Then the Lord God said, “It is not good that the man should be alone; I will make him a helper fit for him.” (Genesis 2:18)
In Genesis 2, God states that “it is not good that man should be alone,” and God makes an ʿēzer for Adam. The Hebrew word ʿēzer is translated as ‘helper’ in the ESV or ‘help meet’ in the KJV. The word is used twice in the chapter and then throughout the Old Testament to refer to God as Israel’s helper. And in most cases, it is God who helps deliver the people of God from their enemies (Exo 18:4). In Hosea 13:9, God describes Himself as Israel’s helper. Nothing is demeaning about being described as a helper when Yahweh, Himself, is the primary helper. The word does not carry the baggage of inferiority or subservience. There are no negative connotations associated with ʿēzer in Hebrew. Psalm 146:5 says, “How blessed is the one whose helper is the God of Jacob” (NET).
Help is to give assistance or support. For Adam, there needed to be someone to assist or support him, who complements him. Thus, God put Adam into a deep sleep and formed the first woman from a rib from Adam’s side. At this point, God has created one man and one woman: two genders. Everything that is needed to be fruitful and multiply is present in these two. The woman complements the man; she will be Adam’s lifetime helper. She is the wife God chose for Adam. Women marry men, and men marry women. The helper God made for Adam was not another male. When Adam saw Eve, he knew without any instruction from God that she was perfect for him. She was bone of his bone, flesh of his flesh, yet she wasn’t a man, but she was from the man. This one was from a man but utterly different. This one should be called woman (2:23). Adam was in love.

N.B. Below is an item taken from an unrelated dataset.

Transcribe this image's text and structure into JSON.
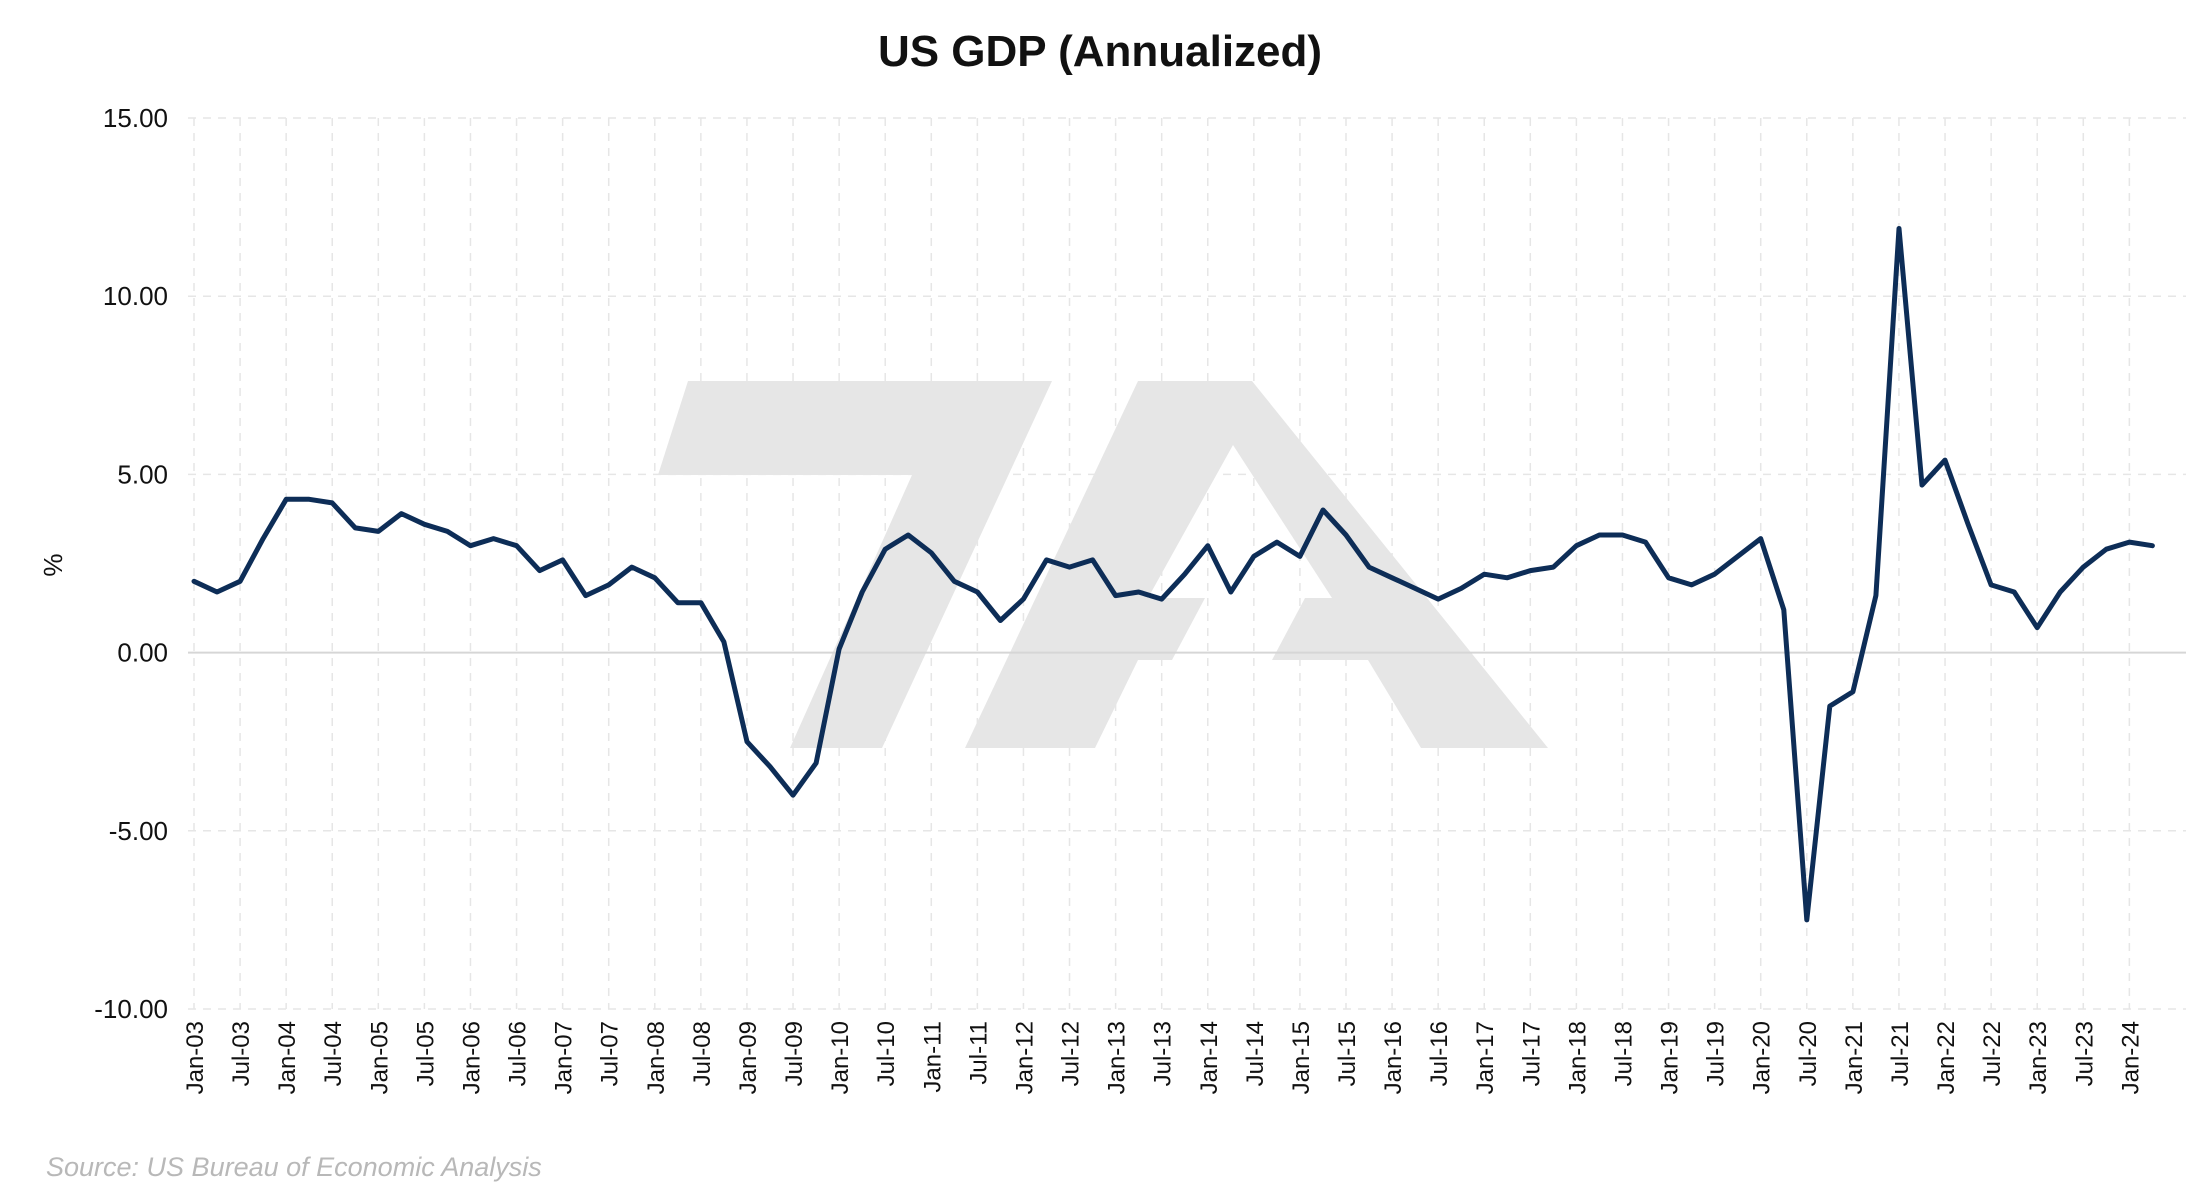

It is not until chapter 3 that the woman is called Eve. The name Eve highlights explicitly the fact that the woman is a mother (3:20). Eve is a woman, Adam’s wife, and in chapter 4, she is pregnant with Cain. Wife and mother highlight two essential roles women play in a flourishing society – but not the only roles. The description of the ideal wife in Proverbs 31:10-31 is incredible. She helps her husband, children, and neighbors. She is a provider and protector. She is brilliant, wise, thrifty, and industrious. “She considers a field and buys it; from her own income, she plants a vineyard” (v. 16, NET). The woman has a life in her household and outside of it. Judges 4:4 describes Deborah as a prophetess, a wife, and a judge of Israel.
In the New Testament, women have instrumental roles in the ministry of Christ. If the Son of God is going to hang on a tree for the sins of humans, He must be a human, requiring that He be born of a woman. Women serve as helpers in Jesus’ adult ministry. Luke 8:3 records that Joanna and Susanna helped Jesus financially while being wives and probably mothers. Matthew 27:55-56 records that “There were also many women there, looking on from a distance, who had followed Jesus from Galilee, ministering to him, among whom were Mary Magdalene and Mary the mother of James and Joseph and the mother of the sons of Zebedee.” The words ‘ministering to him’ describe helping Jesus. They were Jesus’ helpers. These helpers were the first to see the empty tomb and to hear the message that Christ rose from the grave (Luke 28).
Women help their husbands, their children, each other, their church, their neighbors, and society as a whole. Adam was alone, and it was not good. So, God made a helper complementing him. In John 14, Jesus is prepping the disciples for His imminent departure from the earth, and He lets them know He will not leave them alone. They will not be orphans. Jesus is going to ask the Father to give the disciples a paraklētos (Greek). Both the ESV and NASB translate this word as “helper”. The Strong’s Greek Lexicon states that the word paraklētos, in the broadest sense, is a “helper, succorer, aider, and assistant.” The Holy Spirit is to the disciple of Christ what the woman is to the husband, the family, the church, and society.
Acts 18:26 records that when Priscilla and Aquila heard Apollos, “they took him aside and explained to him the way of God more accurately.” Priscilla helped her husband disciple Apollos. Women help in the church in a myriad of roles except for the office of elder and deacon (1Ti 3). Nothing in the Bible prohibits women from working outside of the home, and nothing in Scripture specifically identifies occupations and careers women, in particular, cannot pursue. Truly the man who “finds a wife finds a good thing and obtains favor from the Lord” (Pro 18:22).